Jean-Claude Juncker, por exemplo, considerou que o desfecho da corrida eleitoral de ontem foi uma vitória dos holandeses, que apoiam as “sociedades livres e tolerantes”, enraizadas nos “valores que a Europa defende”. Numa carta publicada ontem de manhã no Twitter, o presidente da Comissão Europeia rotulou ainda o resultado como “uma inspiração para muita gente”.

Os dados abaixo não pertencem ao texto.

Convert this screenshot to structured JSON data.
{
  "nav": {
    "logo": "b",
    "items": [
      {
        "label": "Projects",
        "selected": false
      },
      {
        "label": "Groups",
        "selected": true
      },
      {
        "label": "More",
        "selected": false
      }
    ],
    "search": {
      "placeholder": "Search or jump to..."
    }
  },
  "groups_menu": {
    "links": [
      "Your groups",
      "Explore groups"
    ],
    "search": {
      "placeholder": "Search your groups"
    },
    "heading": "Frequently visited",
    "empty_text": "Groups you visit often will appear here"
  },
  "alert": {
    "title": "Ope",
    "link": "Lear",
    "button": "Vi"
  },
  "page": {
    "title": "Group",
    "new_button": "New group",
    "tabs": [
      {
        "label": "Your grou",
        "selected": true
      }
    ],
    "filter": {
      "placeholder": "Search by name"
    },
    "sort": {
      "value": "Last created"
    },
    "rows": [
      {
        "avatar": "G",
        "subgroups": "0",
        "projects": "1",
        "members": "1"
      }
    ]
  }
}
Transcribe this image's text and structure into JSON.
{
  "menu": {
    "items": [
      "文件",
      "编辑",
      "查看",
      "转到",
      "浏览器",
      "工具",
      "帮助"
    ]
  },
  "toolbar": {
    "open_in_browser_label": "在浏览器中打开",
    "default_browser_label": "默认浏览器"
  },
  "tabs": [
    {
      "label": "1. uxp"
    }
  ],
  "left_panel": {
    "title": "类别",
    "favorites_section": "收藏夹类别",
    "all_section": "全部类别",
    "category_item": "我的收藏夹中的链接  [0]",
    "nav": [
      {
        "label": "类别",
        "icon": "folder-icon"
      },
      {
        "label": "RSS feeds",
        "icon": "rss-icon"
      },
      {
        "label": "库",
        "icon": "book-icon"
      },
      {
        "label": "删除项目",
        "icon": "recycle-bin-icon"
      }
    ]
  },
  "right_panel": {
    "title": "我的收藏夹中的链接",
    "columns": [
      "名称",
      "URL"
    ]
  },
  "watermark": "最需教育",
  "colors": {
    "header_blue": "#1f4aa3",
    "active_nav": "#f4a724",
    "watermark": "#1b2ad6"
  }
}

Se Juncker foi subtil nas recomendações aos próximos países que irão às urnas – a França decide a escolha do próximo presidente no final de abril (primeira volta) e início de maio (segunda volta), e a Alemanha vota um novo chanceler e Bundestag em setembro –, o líder do grupo parlamentar europeu Aliança dos Democratas e Liberais pela Europa (ALDE) não teve problemas em apontar o dedo e garantiu que a derrota de Wilders é um aviso à Frente Nacional francesa. “As pessoas querem políticos construtivos e de confiança para governar os seus países. É por isso que Le Pen também vai falhar”, escreveu Guy Verhofstadt nas redes sociais.
O presidente François Hollande também utilizou o Twitter para reagir ao triunfo de Rutte e congratulou o primeiro-ministro pela “vitória clara contra o extremismo”, ao passo que Angela Merkel, citada pelo britânico “The Guardian”, catalogou o resultado como “muito pró–europeu”. Numa conferência ontem de manhã, a chanceler alemã descreveu o dia das eleições como “um bom dia para a democracia”. Já Martin Schulz, o seu adversário na corrida à liderança do governo e ex-presidente do Parlamento Europeu, confessou ter ficado “aliviado” com os resultados eleitorais na Holanda.
Os votos ditarão que ideias acabarão nas urnas.